Draper discusses the envoy sent to Campbell to implore him to join the effort. It took major convincing to get Campbell to leave his family in Virginia. He was first inclined to set up his defense near his home. The rider who was sent on one of the two requests to Campbell was Martin Gamble who later rode with Col. Cleveland.  

Gamble or Gambrill rode for miles across the NW counties of NC for 24 hours straight without too much rest and lost at least two horses to exhaustion.  He was helped along the way by Capt. Enoch Osborne.  We know this from the pension statements of New River patriots.  This is bigger than the ride of Paul Revere!!!  A poem has been written by a relative in the link.  

Importantly, to me is the fact that the ride occurred somewhere across NW NC: Watauga, Ashe, Allegheny,  so you guys in those counties must write the Park Service, establish a trail of the ride of Martin Gamble to connect to the OVNHT and then be part of the Heritage Area. 

 Pension statements are an excellent way to connect family history to written history. I believe the US gave pensions to injured veterans and later in the 1830s land grants to veterans and families who could prove service in the Revolution. As this proof came when veterans were way passed 85 or dead, some families had pensions rejected and some had pensions accepted. 

My son's paternal grandfathers line includes Capt. Samuel Martin of men called the South Fork Boys from the area of Gaston County and Lincoln County.  The South Fork area was originally home to the Catawba Indians and later to European descent whites who settled in the country already anti-English.  The link to the South Fork describes the white settlers and the description of the Scots-Irish specifically as "thrifty people who kept the Sabbath and anything else they could get their hands on"  I'm personally of so much English descent I don't know quite what to think, so I'm not really bragging about the Scots-Irish, but it surely explains a lot. I'm sure my son's father's relatives were the major reason Cornwallis was pestered out of the area of Charlotte. Fearless and Irish. 'nough said.

Samuel Martin lived to be 104 years old and despite all efforts and knowledge of his fighting, he somehow did not receive compensation even though his pension was accepted when he was 101. He was old - in his forties during the Rev. War - and an immigrant from Ireland. He must have been mighty tough. His group of 20 troops lost the greatest percentage of men in the heat of the King's Mountain battle. So they were in the thick of it.

It was recorded that his horsemanship as a cavalry man and athletic ability was so great he could leap over two horses to mount.  Here is a story from the link above that can't be missed...  Capt. Martin is serving with Colonel William Washington, a cousin of George Washington.

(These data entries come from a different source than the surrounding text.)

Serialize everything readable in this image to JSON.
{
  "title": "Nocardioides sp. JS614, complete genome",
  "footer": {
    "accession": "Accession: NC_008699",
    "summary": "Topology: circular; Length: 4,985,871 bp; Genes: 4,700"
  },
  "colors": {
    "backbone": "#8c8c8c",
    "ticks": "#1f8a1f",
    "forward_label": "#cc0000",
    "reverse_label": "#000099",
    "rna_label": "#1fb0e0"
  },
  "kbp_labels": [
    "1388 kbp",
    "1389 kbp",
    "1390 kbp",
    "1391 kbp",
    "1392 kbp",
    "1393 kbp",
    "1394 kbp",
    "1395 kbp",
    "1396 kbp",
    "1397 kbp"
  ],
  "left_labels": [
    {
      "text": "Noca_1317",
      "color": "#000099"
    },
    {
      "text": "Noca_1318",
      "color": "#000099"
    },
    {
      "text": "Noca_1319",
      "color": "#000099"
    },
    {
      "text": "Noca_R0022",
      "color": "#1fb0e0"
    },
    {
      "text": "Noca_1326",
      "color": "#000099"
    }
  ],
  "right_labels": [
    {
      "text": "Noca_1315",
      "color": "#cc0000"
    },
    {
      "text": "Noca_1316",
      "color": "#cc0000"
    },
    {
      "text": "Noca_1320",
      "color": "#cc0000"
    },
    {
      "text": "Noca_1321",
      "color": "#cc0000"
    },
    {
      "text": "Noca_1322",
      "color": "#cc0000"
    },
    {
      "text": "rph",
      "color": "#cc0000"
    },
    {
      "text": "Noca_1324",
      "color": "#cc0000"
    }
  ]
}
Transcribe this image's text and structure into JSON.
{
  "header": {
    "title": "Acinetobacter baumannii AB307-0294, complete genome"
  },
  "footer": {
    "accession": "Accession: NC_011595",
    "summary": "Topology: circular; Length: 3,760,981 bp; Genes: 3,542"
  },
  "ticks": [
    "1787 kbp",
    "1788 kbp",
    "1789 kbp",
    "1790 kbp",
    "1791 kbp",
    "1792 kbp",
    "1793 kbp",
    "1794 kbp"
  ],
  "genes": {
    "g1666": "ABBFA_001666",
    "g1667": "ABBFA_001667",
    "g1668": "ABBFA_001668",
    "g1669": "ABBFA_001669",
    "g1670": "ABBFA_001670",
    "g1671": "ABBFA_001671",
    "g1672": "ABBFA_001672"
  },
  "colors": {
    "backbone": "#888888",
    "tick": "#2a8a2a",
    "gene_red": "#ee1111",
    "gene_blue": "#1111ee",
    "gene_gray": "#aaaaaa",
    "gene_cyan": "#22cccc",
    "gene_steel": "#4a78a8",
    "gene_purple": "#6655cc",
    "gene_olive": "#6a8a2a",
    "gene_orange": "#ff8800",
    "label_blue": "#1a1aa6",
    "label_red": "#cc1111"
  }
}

Soon after this service Captain Martin was ordered to proceed with his company to Rugeley's Mill, in Kershaw county, S.C. Here Colonel Rugeley, the Tory commander, had assembled a considerable force, and fortified his log barn and dwelling house. Colonel Washington, by order of General Morgan, had pursued him with his cavalry, but having no artillery, he resorted to, an ingenious stratagem to capture the post without sacrificing his own men. Accordingly he mounted a pine log fashioned as a cannon, elevated on its own limbs, and placed it in position to command the houses in which the Tories were lodged. Colonel Washington then made a formal demand for immediate surrender. Colonel Rugeley fearing the destructive consequences of the formidable cannon bearing upon his command in the log barn and dwelling house, after a stipulation as to terms, promptly surrendered his whole force, consisting of one hundred and twelve men, without a gun being fired on either side. It was upon the reception of the news of this surrender that Cornwallis wrote to Tarleton, "Rugeley will not be made a Brigadier."

Don't you think this is equally as cool as the Redcoat dolls in the movie "The Patriot"? And this really happened!